Marty also was an associate editor at The Christian Century for 50 years, beginning in 1956. He wrote some 40 columns a year for the magazine. Upon The Christian Century's centennial in 1984, Marty told the Tribune that the magazine had been 'the morale-builder, rallying point and representative for the mainline Protestant world.'
Marty also edited Context, the biweekly newsletter of religious and cultural commentary, for 41 years. However, even Marty had his limits on topics he would speak about publicly.
'I avoid abortion, homosexuality and anything else where there is so much polarization that nobody will do any fresh thinking,' he told the Tribune in an interview upon his retirement in 1998, clad in his trademark bow tie and vest. 'I've always seen the role (of scholars) as being teachers to the nation.'
In 2000, Marty served as interim president of St. Olaf College in Minnesota, whose board he had chaired.

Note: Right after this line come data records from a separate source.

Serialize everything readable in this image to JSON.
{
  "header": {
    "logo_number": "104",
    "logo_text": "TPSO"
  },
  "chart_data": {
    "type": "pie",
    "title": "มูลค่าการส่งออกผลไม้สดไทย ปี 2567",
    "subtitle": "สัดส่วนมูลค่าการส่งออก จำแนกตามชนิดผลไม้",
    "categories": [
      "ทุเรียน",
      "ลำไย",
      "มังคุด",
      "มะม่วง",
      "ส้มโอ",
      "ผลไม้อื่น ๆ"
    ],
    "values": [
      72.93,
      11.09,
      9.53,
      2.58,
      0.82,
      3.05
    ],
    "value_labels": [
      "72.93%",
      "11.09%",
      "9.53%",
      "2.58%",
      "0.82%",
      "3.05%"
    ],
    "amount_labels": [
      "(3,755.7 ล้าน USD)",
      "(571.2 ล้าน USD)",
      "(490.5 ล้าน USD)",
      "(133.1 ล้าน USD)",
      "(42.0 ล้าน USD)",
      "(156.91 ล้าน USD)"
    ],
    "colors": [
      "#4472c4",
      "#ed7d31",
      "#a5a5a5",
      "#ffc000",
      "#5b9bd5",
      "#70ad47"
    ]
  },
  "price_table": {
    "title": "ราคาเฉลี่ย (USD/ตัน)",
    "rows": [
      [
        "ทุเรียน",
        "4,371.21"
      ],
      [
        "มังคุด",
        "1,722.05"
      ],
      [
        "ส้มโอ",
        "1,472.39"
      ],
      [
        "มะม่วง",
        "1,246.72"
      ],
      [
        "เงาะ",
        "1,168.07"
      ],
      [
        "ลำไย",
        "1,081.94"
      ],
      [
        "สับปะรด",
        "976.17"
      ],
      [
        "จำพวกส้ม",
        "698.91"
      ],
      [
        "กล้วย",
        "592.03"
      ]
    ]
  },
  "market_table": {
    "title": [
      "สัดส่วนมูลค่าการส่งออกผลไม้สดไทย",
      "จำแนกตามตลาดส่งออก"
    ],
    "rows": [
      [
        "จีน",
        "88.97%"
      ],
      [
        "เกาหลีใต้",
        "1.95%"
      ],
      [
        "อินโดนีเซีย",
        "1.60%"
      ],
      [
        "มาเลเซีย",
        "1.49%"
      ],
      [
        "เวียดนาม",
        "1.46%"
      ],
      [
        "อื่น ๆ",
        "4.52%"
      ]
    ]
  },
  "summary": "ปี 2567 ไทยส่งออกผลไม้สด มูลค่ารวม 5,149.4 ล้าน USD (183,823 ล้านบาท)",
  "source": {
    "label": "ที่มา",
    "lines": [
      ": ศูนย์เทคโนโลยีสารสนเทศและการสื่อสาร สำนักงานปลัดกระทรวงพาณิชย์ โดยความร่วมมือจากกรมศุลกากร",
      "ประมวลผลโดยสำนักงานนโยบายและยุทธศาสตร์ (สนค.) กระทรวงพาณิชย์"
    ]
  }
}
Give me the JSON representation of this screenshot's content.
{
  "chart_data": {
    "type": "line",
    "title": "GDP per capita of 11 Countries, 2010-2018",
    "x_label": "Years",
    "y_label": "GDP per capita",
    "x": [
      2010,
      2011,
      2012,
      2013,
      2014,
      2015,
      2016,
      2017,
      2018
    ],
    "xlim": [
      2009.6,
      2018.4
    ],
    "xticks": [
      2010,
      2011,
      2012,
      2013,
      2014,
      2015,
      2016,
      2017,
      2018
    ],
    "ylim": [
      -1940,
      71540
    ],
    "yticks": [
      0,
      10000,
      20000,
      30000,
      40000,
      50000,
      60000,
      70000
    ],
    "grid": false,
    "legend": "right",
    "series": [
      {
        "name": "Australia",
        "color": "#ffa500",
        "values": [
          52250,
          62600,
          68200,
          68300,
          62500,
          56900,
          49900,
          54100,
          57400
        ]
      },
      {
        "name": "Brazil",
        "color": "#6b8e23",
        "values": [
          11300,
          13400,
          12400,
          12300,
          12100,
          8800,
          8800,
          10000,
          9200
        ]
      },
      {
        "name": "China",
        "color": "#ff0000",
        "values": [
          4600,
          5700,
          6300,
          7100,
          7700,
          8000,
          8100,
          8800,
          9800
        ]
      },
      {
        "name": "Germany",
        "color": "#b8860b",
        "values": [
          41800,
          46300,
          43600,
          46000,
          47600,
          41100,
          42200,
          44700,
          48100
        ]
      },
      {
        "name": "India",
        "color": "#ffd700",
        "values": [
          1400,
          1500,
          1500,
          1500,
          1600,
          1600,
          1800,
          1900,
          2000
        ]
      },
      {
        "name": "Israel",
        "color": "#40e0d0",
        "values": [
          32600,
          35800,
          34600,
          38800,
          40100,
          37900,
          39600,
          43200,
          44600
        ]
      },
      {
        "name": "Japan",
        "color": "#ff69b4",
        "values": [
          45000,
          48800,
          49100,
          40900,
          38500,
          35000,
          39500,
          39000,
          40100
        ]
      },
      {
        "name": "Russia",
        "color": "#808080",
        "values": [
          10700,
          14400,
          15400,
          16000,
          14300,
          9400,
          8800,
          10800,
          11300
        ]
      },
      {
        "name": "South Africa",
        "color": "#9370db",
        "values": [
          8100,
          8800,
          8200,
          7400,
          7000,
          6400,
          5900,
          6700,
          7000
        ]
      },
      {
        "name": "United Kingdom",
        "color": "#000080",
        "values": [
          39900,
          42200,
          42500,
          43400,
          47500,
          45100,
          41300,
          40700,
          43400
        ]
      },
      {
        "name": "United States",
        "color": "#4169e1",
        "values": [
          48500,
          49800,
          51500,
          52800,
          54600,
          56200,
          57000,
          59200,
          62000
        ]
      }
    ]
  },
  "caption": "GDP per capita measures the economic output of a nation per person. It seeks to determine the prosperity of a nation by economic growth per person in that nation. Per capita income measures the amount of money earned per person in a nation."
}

'Any one of his activities would have been enough for a single busy individual — author of award-winning books, supervisor of more than 100 doctoral dissertations at the University of Chicago, columnist at The Christian Century for 50 years, much-in-demand speaker before elite and humble audiences, service on innumerable boards and committees,' Noll said. 'Yet somehow he did all these things without making himself or his achievements the center of attention.'
President Bill Clinton honored Marty with a National Humanities Medal in 1997. He received a National Book Award in 1972 for his book 'Righteous Empire: The Protestant Experience in America.'
Peter Marty said that he felt that what set his father apart from so many peers 'was his ability to make anybody he was conversing with feel more important than he was. That was a gift of grace that lives on because of the sheer number of lives he impacted.'
Marty's first wife of 29 years, Elsa, died of cancer in 1981. In addition to his son, he is survived by his wife of 42 years, Harriet; three other sons, Joel, John and Micah; a stepdaughter, Ursula Meyer; two lifetime foster children, Fran García Carlson and Jeff García; nine grandchildren; and 18 great-grandchildren.
A memorial service will take place at 1 p.m. on Saturday, March 29, at Central Lutheran Church, 333 S. 12th St. in Minneapolis.